All four authors will be present for the Harriman's celebration. In addition, the authors have invited four guests to participate in the discussion of the book's genesis, novel structure, and tremendous scope. The guests are: Polina Barskova (Hampshire College), Caryl Emerson (Princeton), Olga Maiorova (Michigan) and Wes Williams (Oxford).
From the publisher's website:
Russia possesses one of the richest and most admired literatures of Europe, reaching back to the eleventh century. A History of Russian Literature provides a comprehensive account of Russian writing from its earliest origins in the monastic works of Kiev up to the present day, still rife with the creative experiments of post-Soviet literary life. The volume proceeds chronologically in five parts, extending from Kievan Rus' in the 11th century to the present day. The coverage strikes a balance between extensive overview and in-depth thematic focus. Parts are organized thematically in chapters, which a number of keywords that are important literary concepts that can serve as connecting motifs and 'case studies', in-depth discussions of writers, institutions, and texts that take the reader up close and. Visual material also underscores the interrelation of the word and image at a number of points, particularly significant in the medieval period and twentieth century.
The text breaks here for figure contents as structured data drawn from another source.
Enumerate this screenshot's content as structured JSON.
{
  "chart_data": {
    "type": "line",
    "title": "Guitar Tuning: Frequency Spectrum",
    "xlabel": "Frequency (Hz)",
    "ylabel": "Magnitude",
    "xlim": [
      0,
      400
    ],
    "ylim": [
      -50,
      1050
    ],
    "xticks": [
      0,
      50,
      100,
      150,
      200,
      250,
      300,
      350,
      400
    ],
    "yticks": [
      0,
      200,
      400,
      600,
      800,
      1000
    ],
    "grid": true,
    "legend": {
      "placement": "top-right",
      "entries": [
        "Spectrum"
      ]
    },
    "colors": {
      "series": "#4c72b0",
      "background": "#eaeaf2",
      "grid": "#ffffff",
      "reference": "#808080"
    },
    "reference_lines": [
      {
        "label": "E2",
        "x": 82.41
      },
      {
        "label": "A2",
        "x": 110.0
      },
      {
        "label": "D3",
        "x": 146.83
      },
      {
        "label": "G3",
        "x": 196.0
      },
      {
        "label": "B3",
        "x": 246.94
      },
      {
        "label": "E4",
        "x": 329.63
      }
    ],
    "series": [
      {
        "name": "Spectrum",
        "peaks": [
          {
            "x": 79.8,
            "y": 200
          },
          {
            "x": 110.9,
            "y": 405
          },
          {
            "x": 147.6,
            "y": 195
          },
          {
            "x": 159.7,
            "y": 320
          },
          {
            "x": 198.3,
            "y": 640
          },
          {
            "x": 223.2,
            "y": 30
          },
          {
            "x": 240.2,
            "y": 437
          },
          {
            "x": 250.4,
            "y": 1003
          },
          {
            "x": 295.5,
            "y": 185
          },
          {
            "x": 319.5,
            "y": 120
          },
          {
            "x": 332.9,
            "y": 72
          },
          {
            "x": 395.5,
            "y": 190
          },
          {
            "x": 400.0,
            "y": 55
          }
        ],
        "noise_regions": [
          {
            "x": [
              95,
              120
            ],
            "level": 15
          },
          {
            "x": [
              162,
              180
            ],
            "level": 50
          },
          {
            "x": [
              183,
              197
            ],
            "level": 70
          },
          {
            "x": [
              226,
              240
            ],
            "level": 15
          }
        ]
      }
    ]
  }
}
The History addresses major continuities and discontinuities in the history of Russian literature across all periods, and in particular bring out trans-historical features that contribute to the notion of a national literature. The volume's time-range has the merit of identifying from the early modern period a vital set of national stereotypes and popular folklore about boundaries, space, Holy Russia, and the charismatic king that offers culturally relevant material to later writers. This volume delivers a fresh view on a series of key questions about Russia's literary history, by providing new mappings of literary history and a narrative that pursues key concepts (rather more than individual authorial careers). This holistic narrative underscores the ways in which context and text are densely woven in Russian literature, and demonstrates that the most exciting way to understand the canon and the development of tradition is through a discussion of the interrelation of major and minor figures, historical events and literary politics, literary theory and literary innovation.